As businesses reopen, the need for increased investment in a sustainable early care and learning system is clear.  Through expanded subsidies and other permanent solutions, we must make sure parents have access to safe, developmentally appropriate care and education for their children, and that caregivers are compensated fairly. We must also expand our thinking about providing economic security for families. The current narrative is that these families don’t have a choice and must return to work, while families with more resources are trusted to make the right decision for their family’s well being. What if our policy conversations centered on providing more equitable choices to all families, rather than accepting and perpetuating inequities that pile all the risk of reopening on people already on the margins? We are capable of more, and our kids deserve better. 

Recommendations:

Early Care and Learning

  • Now is the time to take stock of – and correct – the shortcomings that arise out of dependence on a market-based system. Child care is no less a public good than PK-12 education, and should be structured and funded accordingly. Relief funds should be used to accelerate the shift to a universal, publically funded early care and education system.

  • Relative caregivers are a critical resource during the pandemic, and beyond. Particularly in communities of color and people with inadequate incomes to meet basic needs, intergenerational caregiving is an asset that provides culturally appropriate, affordable and accessible care. Caregiving is an essential service that is the foundation of so many other essential functions, including health care, food service, and public safety.  Federal Child Care and Development Block Grants (CCDBG) and CARES funding should be used to pay relative caregivers, both to recognize their importance to the family and the economy—and to provide much-needed funds to families during this crisis while access to regulated care is unattainable for many.

  • In order to meet the social distancing guidance from the Department of Health and Child Development Division, many programs will be operating at reduced capacity.

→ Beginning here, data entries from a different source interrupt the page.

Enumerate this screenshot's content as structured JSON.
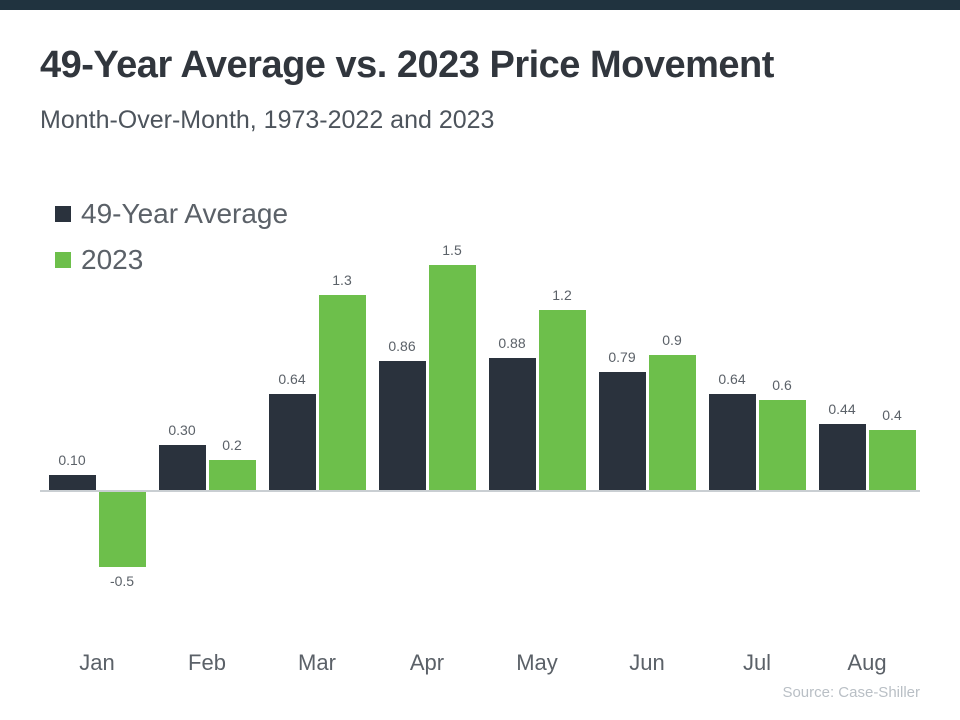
{
  "header": {
    "title": "49-Year Average vs. 2023 Price Movement",
    "subtitle": "Month-Over-Month, 1973-2022 and 2023"
  },
  "footer": {
    "source": "Source: Case-Shiller"
  },
  "colors": {
    "accent_strip": "#20333f",
    "series_average": "#2a323d",
    "series_2023": "#6dbf4b",
    "axis_line": "#c9ced2"
  },
  "chart_data": {
    "type": "bar",
    "title": "49-Year Average vs. 2023 Price Movement",
    "subtitle": "Month-Over-Month, 1973-2022 and 2023",
    "categories": [
      "Jan",
      "Feb",
      "Mar",
      "Apr",
      "May",
      "Jun",
      "Jul",
      "Aug"
    ],
    "series": [
      {
        "name": "49-Year Average",
        "color": "#2a323d",
        "values": [
          0.1,
          0.3,
          0.64,
          0.86,
          0.88,
          0.79,
          0.64,
          0.44
        ],
        "labels": [
          "0.10",
          "0.30",
          "0.64",
          "0.86",
          "0.88",
          "0.79",
          "0.64",
          "0.44"
        ]
      },
      {
        "name": "2023",
        "color": "#6dbf4b",
        "values": [
          -0.5,
          0.2,
          1.3,
          1.5,
          1.2,
          0.9,
          0.6,
          0.4
        ],
        "labels": [
          "-0.5",
          "0.2",
          "1.3",
          "1.5",
          "1.2",
          "0.9",
          "0.6",
          "0.4"
        ]
      }
    ],
    "xlabel": "",
    "ylabel": "",
    "ylim": [
      -0.7,
      1.7
    ],
    "grid": false,
    "legend_position": "top-left",
    "value_labels_shown": true,
    "axes_shown": {
      "x_baseline": true,
      "y_axis": false
    }
  }
}
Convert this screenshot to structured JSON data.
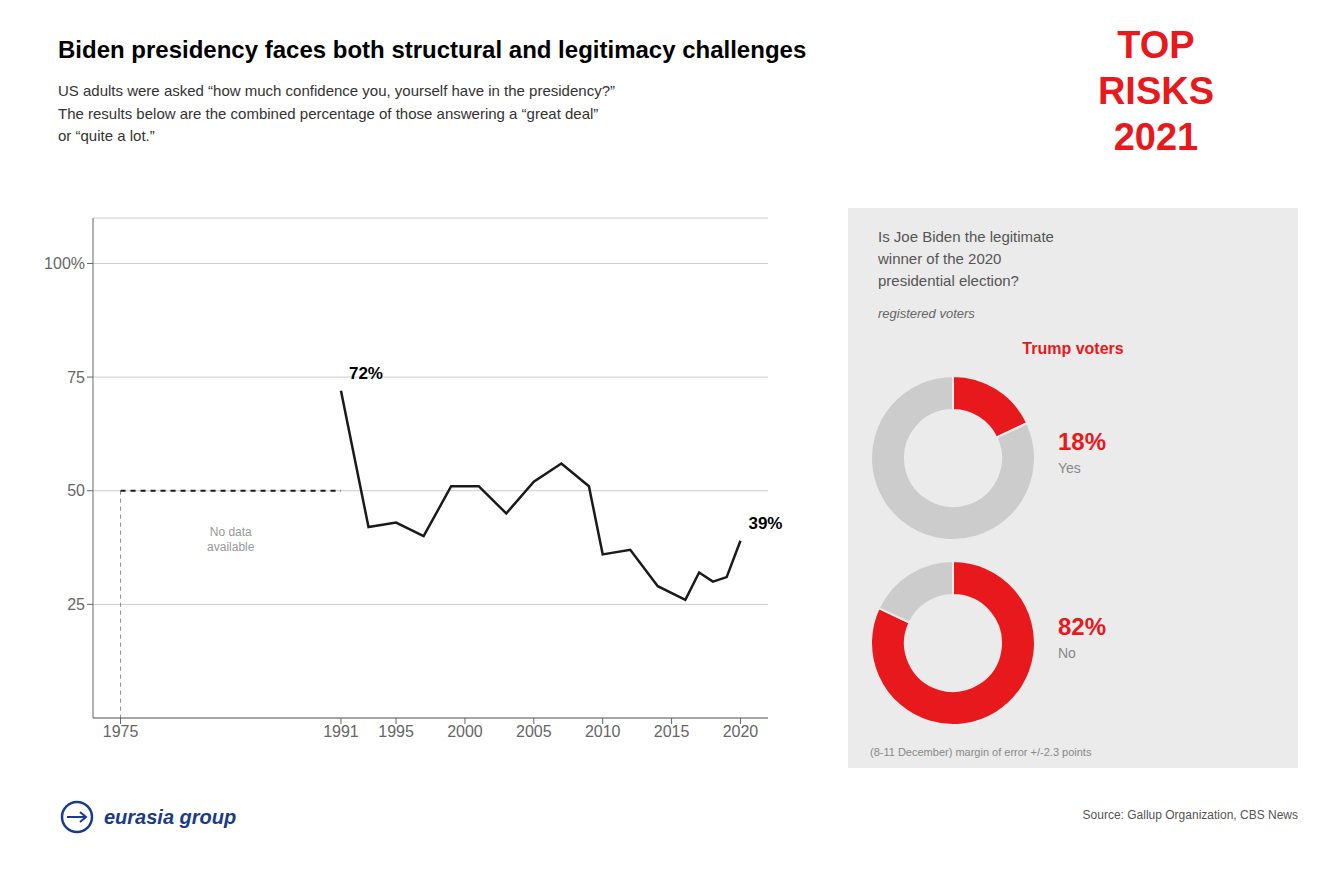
{
  "chart_data": [
    {
      "type": "line",
      "title": "Biden presidency faces both structural and legitimacy challenges",
      "subtitle": "US adults were asked “how much confidence you, yourself have in the presidency?”\nThe results below are the combined percentage of those answering a “great deal”\nor “quite a lot.”",
      "source": "Source: Gallup Organization, CBS News",
      "x": [
        1975,
        1991,
        1993,
        1995,
        1997,
        1999,
        2001,
        2003,
        2005,
        2007,
        2009,
        2010,
        2012,
        2014,
        2016,
        2017,
        2018,
        2019,
        2020
      ],
      "series": [
        {
          "color": "#1a1a1a",
          "line_style": "dashed",
          "values": [
            50,
            50,
            null,
            null,
            null,
            null,
            null,
            null,
            null,
            null,
            null,
            null,
            null,
            null,
            null,
            null,
            null,
            null,
            null
          ]
        },
        {
          "color": "#1a1a1a",
          "line_style": "solid",
          "values": [
            null,
            72,
            42,
            43,
            40,
            51,
            51,
            45,
            52,
            56,
            51,
            36,
            37,
            29,
            26,
            32,
            30,
            31,
            39
          ]
        }
      ],
      "xlim": [
        1973,
        2022
      ],
      "xticks": [
        1975,
        1991,
        1995,
        2000,
        2005,
        2010,
        2015,
        2020
      ],
      "ylim": [
        0,
        110
      ],
      "yticks": [
        25,
        50,
        75,
        {
          "value": 100,
          "label": "100%"
        }
      ],
      "grid": true,
      "annotations": [
        {
          "text": "72%",
          "x": 1991,
          "y": 72
        },
        {
          "text": "39%",
          "x": 2020,
          "y": 39
        },
        {
          "text": "No data\navailable",
          "x": 1983,
          "y": 40
        },
        {
          "text": "TOP",
          "color": "#e8191c"
        },
        {
          "text": "RISKS",
          "color": "#e8191c"
        },
        {
          "text": "2021",
          "color": "#e8191c"
        },
        {
          "text": "eurasia group",
          "color": "#1a3a8c"
        }
      ]
    },
    {
      "type": "pie",
      "title": "Is Joe Biden the legitimate\nwinner of the 2020\npresidential election?",
      "subtitle": "registered voters",
      "annotations": [
        {
          "text": "Trump voters",
          "color": "#e8191c"
        },
        {
          "text": "(8-11 December) margin of error +/-2.3 points"
        }
      ],
      "categories": [
        "Yes",
        null
      ],
      "values": [
        18,
        82
      ],
      "value_labels": [
        "18%",
        null
      ],
      "colors": [
        "#e8191c",
        "#cccccc"
      ]
    },
    {
      "type": "pie",
      "categories": [
        "No",
        null
      ],
      "values": [
        82,
        18
      ],
      "value_labels": [
        "82%",
        null
      ],
      "colors": [
        "#e8191c",
        "#cccccc"
      ]
    }
  ]
}
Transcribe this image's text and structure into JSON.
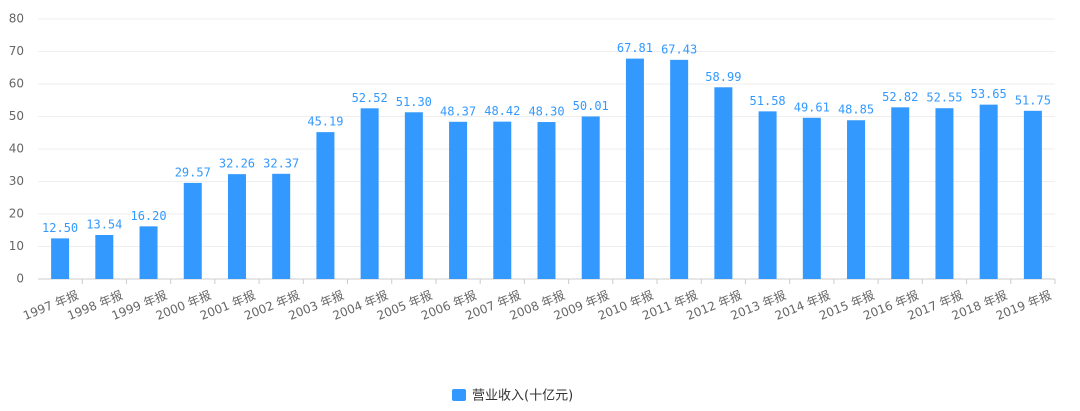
{
  "chart_data": {
    "type": "bar",
    "categories": [
      "1997 年报",
      "1998 年报",
      "1999 年报",
      "2000 年报",
      "2001 年报",
      "2002 年报",
      "2003 年报",
      "2004 年报",
      "2005 年报",
      "2006 年报",
      "2007 年报",
      "2008 年报",
      "2009 年报",
      "2010 年报",
      "2011 年报",
      "2012 年报",
      "2013 年报",
      "2014 年报",
      "2015 年报",
      "2016 年报",
      "2017 年报",
      "2018 年报",
      "2019 年报"
    ],
    "series": [
      {
        "name": "营业收入(十亿元)",
        "color": "#3399ff",
        "values": [
          12.5,
          13.54,
          16.2,
          29.57,
          32.26,
          32.37,
          45.19,
          52.52,
          51.3,
          48.37,
          48.42,
          48.3,
          50.01,
          67.81,
          67.43,
          58.99,
          51.58,
          49.61,
          48.85,
          52.82,
          52.55,
          53.65,
          51.75
        ],
        "value_labels": [
          "12.50",
          "13.54",
          "16.20",
          "29.57",
          "32.26",
          "32.37",
          "45.19",
          "52.52",
          "51.30",
          "48.37",
          "48.42",
          "48.30",
          "50.01",
          "67.81",
          "67.43",
          "58.99",
          "51.58",
          "49.61",
          "48.85",
          "52.82",
          "52.55",
          "53.65",
          "51.75"
        ]
      }
    ],
    "ylim": [
      0,
      80
    ],
    "yticks": [
      0,
      10,
      20,
      30,
      40,
      50,
      60,
      70,
      80
    ],
    "grid": true,
    "legend": "bottom"
  }
}
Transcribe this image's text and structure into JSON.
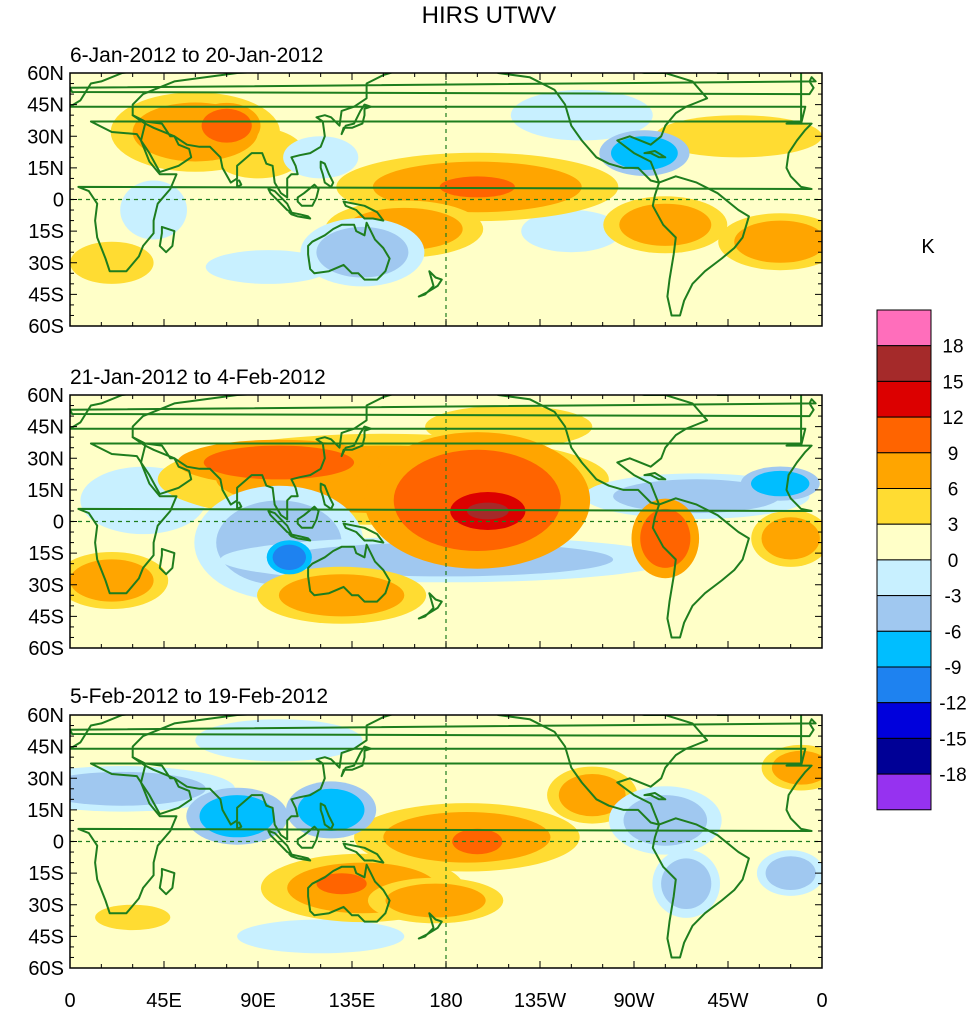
{
  "chart_data": {
    "type": "heatmap",
    "title": "HIRS UTWV",
    "units": "K",
    "y_ticks": [
      "60N",
      "45N",
      "30N",
      "15N",
      "0",
      "15S",
      "30S",
      "45S",
      "60S"
    ],
    "y_values": [
      60,
      45,
      30,
      15,
      0,
      -15,
      -30,
      -45,
      -60
    ],
    "x_ticks": [
      "0",
      "45E",
      "90E",
      "135E",
      "180",
      "135W",
      "90W",
      "45W",
      "0"
    ],
    "x_values": [
      0,
      45,
      90,
      135,
      180,
      225,
      270,
      315,
      360
    ],
    "xlim": [
      0,
      360
    ],
    "ylim": [
      -60,
      60
    ],
    "colorbar": {
      "levels": [
        "18",
        "15",
        "12",
        "9",
        "6",
        "3",
        "0",
        "-3",
        "-6",
        "-9",
        "-12",
        "-15",
        "-18"
      ],
      "colors": [
        "#ff6ebb",
        "#a52a2a",
        "#dc0000",
        "#ff6400",
        "#ffa500",
        "#ffdc32",
        "#ffffc8",
        "#c8f0ff",
        "#a0c8f0",
        "#00beff",
        "#1e82f0",
        "#0000dc",
        "#000096",
        "#9632f0"
      ]
    },
    "panels": [
      {
        "label": "6-Jan-2012 to 20-Jan-2012",
        "anomalies": [
          {
            "lon": 60,
            "lat": 32,
            "w": 30,
            "h": 14,
            "v": 6
          },
          {
            "lon": 75,
            "lat": 35,
            "w": 12,
            "h": 8,
            "v": 9
          },
          {
            "lon": 90,
            "lat": 22,
            "w": 22,
            "h": 12,
            "v": 3
          },
          {
            "lon": 120,
            "lat": 20,
            "w": 18,
            "h": 10,
            "v": -3
          },
          {
            "lon": 40,
            "lat": -5,
            "w": 16,
            "h": 14,
            "v": -3
          },
          {
            "lon": 195,
            "lat": 6,
            "w": 50,
            "h": 12,
            "v": 6
          },
          {
            "lon": 195,
            "lat": 6,
            "w": 18,
            "h": 5,
            "v": 9
          },
          {
            "lon": 205,
            "lat": 15,
            "w": 24,
            "h": 6,
            "v": 3
          },
          {
            "lon": 160,
            "lat": -14,
            "w": 28,
            "h": 10,
            "v": 6
          },
          {
            "lon": 140,
            "lat": -25,
            "w": 22,
            "h": 12,
            "v": -6
          },
          {
            "lon": 275,
            "lat": 22,
            "w": 16,
            "h": 8,
            "v": -9
          },
          {
            "lon": 240,
            "lat": -15,
            "w": 24,
            "h": 10,
            "v": -3
          },
          {
            "lon": 285,
            "lat": -12,
            "w": 22,
            "h": 10,
            "v": 6
          },
          {
            "lon": 340,
            "lat": -20,
            "w": 22,
            "h": 10,
            "v": 6
          },
          {
            "lon": 20,
            "lat": -30,
            "w": 20,
            "h": 10,
            "v": 3
          },
          {
            "lon": 95,
            "lat": -32,
            "w": 30,
            "h": 8,
            "v": -3
          },
          {
            "lon": 320,
            "lat": 30,
            "w": 40,
            "h": 10,
            "v": 3
          },
          {
            "lon": 245,
            "lat": 40,
            "w": 34,
            "h": 12,
            "v": -3
          }
        ]
      },
      {
        "label": "21-Jan-2012 to 4-Feb-2012",
        "anomalies": [
          {
            "lon": 150,
            "lat": 20,
            "w": 80,
            "h": 16,
            "v": 6
          },
          {
            "lon": 195,
            "lat": 10,
            "w": 40,
            "h": 24,
            "v": 9
          },
          {
            "lon": 200,
            "lat": 5,
            "w": 18,
            "h": 9,
            "v": 12
          },
          {
            "lon": 200,
            "lat": 5,
            "w": 10,
            "h": 4,
            "v": 15
          },
          {
            "lon": 100,
            "lat": 28,
            "w": 36,
            "h": 8,
            "v": 9
          },
          {
            "lon": 100,
            "lat": -10,
            "w": 30,
            "h": 20,
            "v": -6
          },
          {
            "lon": 105,
            "lat": -17,
            "w": 8,
            "h": 6,
            "v": -12
          },
          {
            "lon": 180,
            "lat": -18,
            "w": 80,
            "h": 8,
            "v": -6
          },
          {
            "lon": 285,
            "lat": -8,
            "w": 12,
            "h": 14,
            "v": 9
          },
          {
            "lon": 345,
            "lat": -8,
            "w": 14,
            "h": 10,
            "v": 6
          },
          {
            "lon": 300,
            "lat": 12,
            "w": 40,
            "h": 8,
            "v": -6
          },
          {
            "lon": 340,
            "lat": 18,
            "w": 14,
            "h": 6,
            "v": -9
          },
          {
            "lon": 35,
            "lat": 10,
            "w": 30,
            "h": 16,
            "v": -3
          },
          {
            "lon": 20,
            "lat": -28,
            "w": 20,
            "h": 10,
            "v": 6
          },
          {
            "lon": 130,
            "lat": -35,
            "w": 30,
            "h": 10,
            "v": 6
          },
          {
            "lon": 210,
            "lat": 45,
            "w": 40,
            "h": 10,
            "v": 3
          }
        ]
      },
      {
        "label": "5-Feb-2012 to 19-Feb-2012",
        "anomalies": [
          {
            "lon": 25,
            "lat": 25,
            "w": 40,
            "h": 8,
            "v": -6
          },
          {
            "lon": 80,
            "lat": 12,
            "w": 18,
            "h": 10,
            "v": -9
          },
          {
            "lon": 125,
            "lat": 15,
            "w": 16,
            "h": 10,
            "v": -9
          },
          {
            "lon": 190,
            "lat": 2,
            "w": 40,
            "h": 12,
            "v": 6
          },
          {
            "lon": 195,
            "lat": 0,
            "w": 12,
            "h": 6,
            "v": 9
          },
          {
            "lon": 250,
            "lat": 22,
            "w": 16,
            "h": 10,
            "v": 6
          },
          {
            "lon": 140,
            "lat": -22,
            "w": 36,
            "h": 12,
            "v": 6
          },
          {
            "lon": 130,
            "lat": -20,
            "w": 12,
            "h": 5,
            "v": 9
          },
          {
            "lon": 175,
            "lat": -28,
            "w": 24,
            "h": 8,
            "v": 6
          },
          {
            "lon": 285,
            "lat": 10,
            "w": 20,
            "h": 12,
            "v": -6
          },
          {
            "lon": 295,
            "lat": -20,
            "w": 12,
            "h": 12,
            "v": -6
          },
          {
            "lon": 345,
            "lat": -15,
            "w": 12,
            "h": 8,
            "v": -6
          },
          {
            "lon": 30,
            "lat": -36,
            "w": 18,
            "h": 6,
            "v": 3
          },
          {
            "lon": 120,
            "lat": -45,
            "w": 40,
            "h": 8,
            "v": -3
          },
          {
            "lon": 100,
            "lat": 48,
            "w": 40,
            "h": 10,
            "v": -3
          },
          {
            "lon": 350,
            "lat": 35,
            "w": 14,
            "h": 8,
            "v": 6
          }
        ]
      }
    ]
  }
}
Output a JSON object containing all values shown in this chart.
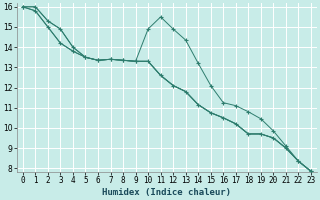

The state should issue guidance (and financial incentives) to providers who participate in the child care financial assistance program on how to allocate their limited slots equitably. 

  • Voices supports the proposed policy changes and investments put forth in Let’s Grow Kids’ CARES ACT position statement.


Economic Security & Basic Needs

Families need a constellation of services and supports in order to thrive. We are concerned with the apparent policy preference for downstream interventions when families are struggling rather than addressing the underlying causes of hardship. State resources and coronavirus relief funds (to the extent allowable) should be used to:

  • Increase the base grant for TANF/Reach Up so that it provides enough support to meet families’ basic needs;

  • Implement a fully refundable child tax credit, targeted to families with the lowest incomes.

  • Expand rental subsidies, rehabilitate rental units, and provide support services to meet the needs of unhoused families in the state. 

  • Voices countersigns proposals advanced by our partners at Hunger Free Vermont to bolster nutrition resources for children and families.


Data Systems

Vermont’s ability to respond effectively, equitably, and rapidly to the needs of children and families in the state has long been hindered by our decrepit data systems. Recovery funds should be directed to modernize and integrate the state’s data systems. 

Our policy approaches and public investments as a state must match the scale of the systemic failures made glaringly apparent by the covid-19 crisis. Putting children’s needs at the center of the response assures that the solutions we advance work today and for the future.